Здесь он с помощью длинного ногтя на мизинце и чёрного сока тутовых ягод начал переписываться с ещё одним осуждённым, священником Марино Бальби. Ничего не подозревающий охранник стал их посредником в обмене книг, в которых они прятали адресованные друг другу записки. Хитростью Казанова передал заточенный им клин своему сообщнику. Тот пробил дыру в потолке своей камеры и сделал лаз на чердак. Оставалось только проделать дыру в потолке Казановы, однако у него неожиданно появился сокамерник, и дело пришлось отложить.
Наконец, неистовый авантюрист нашёл способ обвести и доносчика, брошенного к нему в камеру. Прикинув, что тот до исступления набожен, он заверил его, что скоро к ним в камеру спустится ангел, который вызволит их из темницы. Ангел в виде монаха Бальби действительно спустился к ним в комнату в канун Дня всех святых — 31 октября 1756 года. Это время было выбрано не случайно. 1 ноября в честь праздника в палаццо не было ни инквизиторов, ни сотрудников канцелярии. По верёвке из простыней Казанова и его сообщник пролезли на крышу Дворца дожей, оставив своих сокамерников, не решившихся на побег. Добравшись до конька крыши, беглецы стали думать о том, как незамеченными спустится вниз. Преодолев множество преград, они проникли через слуховое окно в помещение, благодаря которому уже под утро оказались в канцелярии Дворца. Сделав дыру в двери, Казанова и Бальби вышли в коридор, который привёл их к лестничным вратам. Они были настолько прочные и тяжёлые, что справится с ними было нельзя. Казанова сказал своему товарищу, что будет сидеть здесь и ждать, пока дверь не откроют.

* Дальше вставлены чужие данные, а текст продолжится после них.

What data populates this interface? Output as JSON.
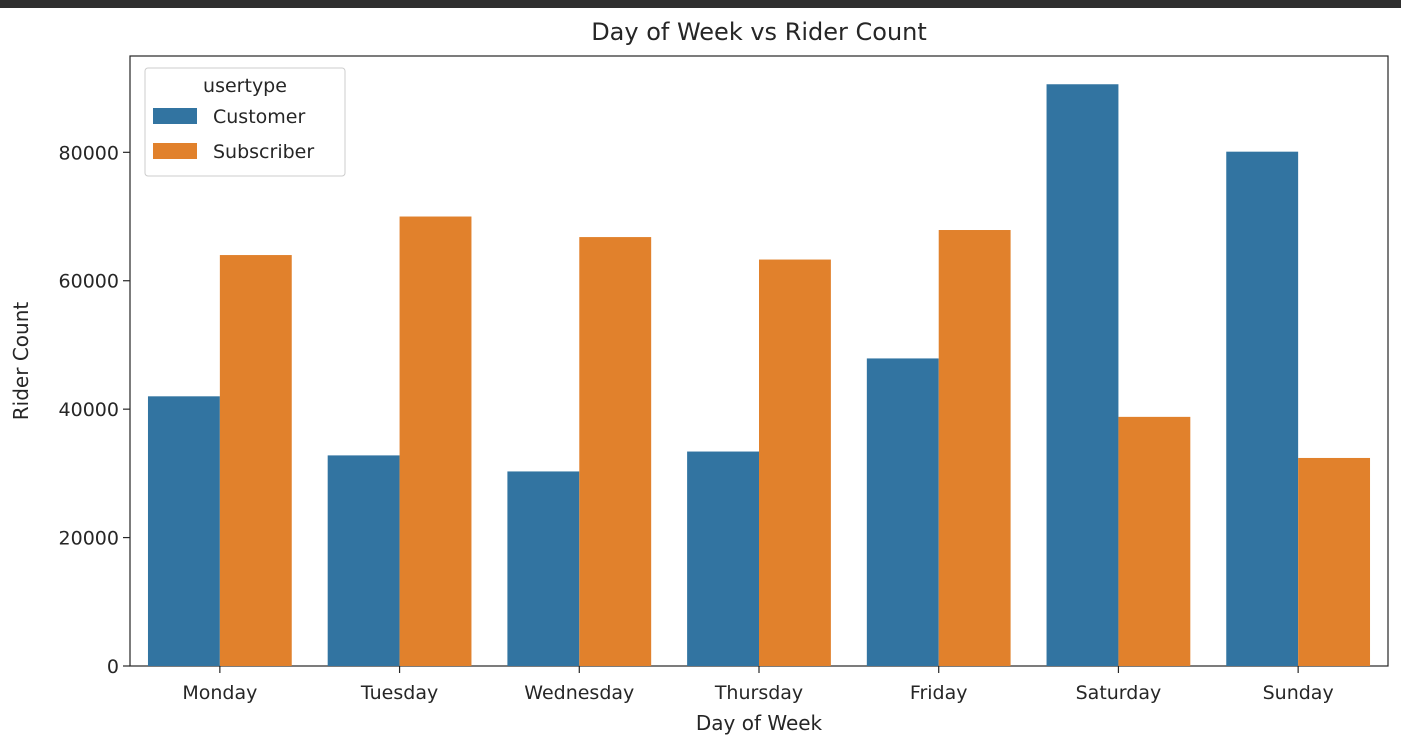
{
  "chart_data": {
    "type": "bar",
    "title": "Day of Week vs Rider Count",
    "xlabel": "Day of Week",
    "ylabel": "Rider Count",
    "categories": [
      "Monday",
      "Tuesday",
      "Wednesday",
      "Thursday",
      "Friday",
      "Saturday",
      "Sunday"
    ],
    "series": [
      {
        "name": "Customer",
        "color": "#3274a1",
        "values": [
          42000,
          32800,
          30300,
          33400,
          47900,
          90600,
          80100
        ]
      },
      {
        "name": "Subscriber",
        "color": "#e1812c",
        "values": [
          64000,
          70000,
          66800,
          63300,
          67900,
          38800,
          32400
        ]
      }
    ],
    "ylim": [
      0,
      95000
    ],
    "yticks": [
      0,
      20000,
      40000,
      60000,
      80000
    ],
    "ytick_labels": [
      "0",
      "20000",
      "40000",
      "60000",
      "80000"
    ],
    "legend": {
      "title": "usertype",
      "position": "top-left"
    },
    "grid": false
  }
}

Во время вынужденной передышки Казанова переоделся и перевязал свои раны. Он стал похож на человека, который «после бала оказался в злачных местах и его там изрядно потрепали». Довольный своим видом он выглянул в окно. Его увидели прохожие и сообщили ключнику, что он, растяпа, запер двух посетителей Дворца. Привратник открыл дверь и сообщники, ни сказав ни слова, сбежали вниз по Лестнице Гигантов и вышли из Палаццо Дукале через парадные врата. Поймав первую попавшуюся им гондолу, Казанова приказал держать курс на Местре, материковый город Республики. Осознание свободы обрушилось на беглеца. «Внезапно сердце моё, задыхаясь от избытка счастья, нашло себе путь к облегчению в обильных слезах, — пишет Казанова в «Истории моей жизни». — Я рыдал, я плакал, как дитя, которое насильно ведут в школу».
Рассказ Казановы о побеге из Пьомби выглядит настолько фантастическим, что даже современники отказывались в него верить, тем более что у его автора была репутация неисправимого хвастуна. В наше время он кажется ещё более невероятным, однако венецианские архивы содержат достаточно документов, подтверждающих слова венецианского соблазнителя. В первую очередь, это счета за ремонт, сделанный в камерах Казановы и его сообщника, а также на крыше Дворца дожей.
Куда более удивительным является тот факт, что Казанова сумел вернуться в Венецию после восемнадцати лет изгнания, в 1774 году. Законы Республики были таковы, что однажды преступно сбежав, в неё больше не возвращались под страхом смерти. И всё же авантюрные способности Казановы позволили преодолеть и этот барьер, вставший между ним и родным городом. Правда, в 1783 году ему пришлось снова бежать из города. Теперь навсегда. Но это, как говорится, уже другая история.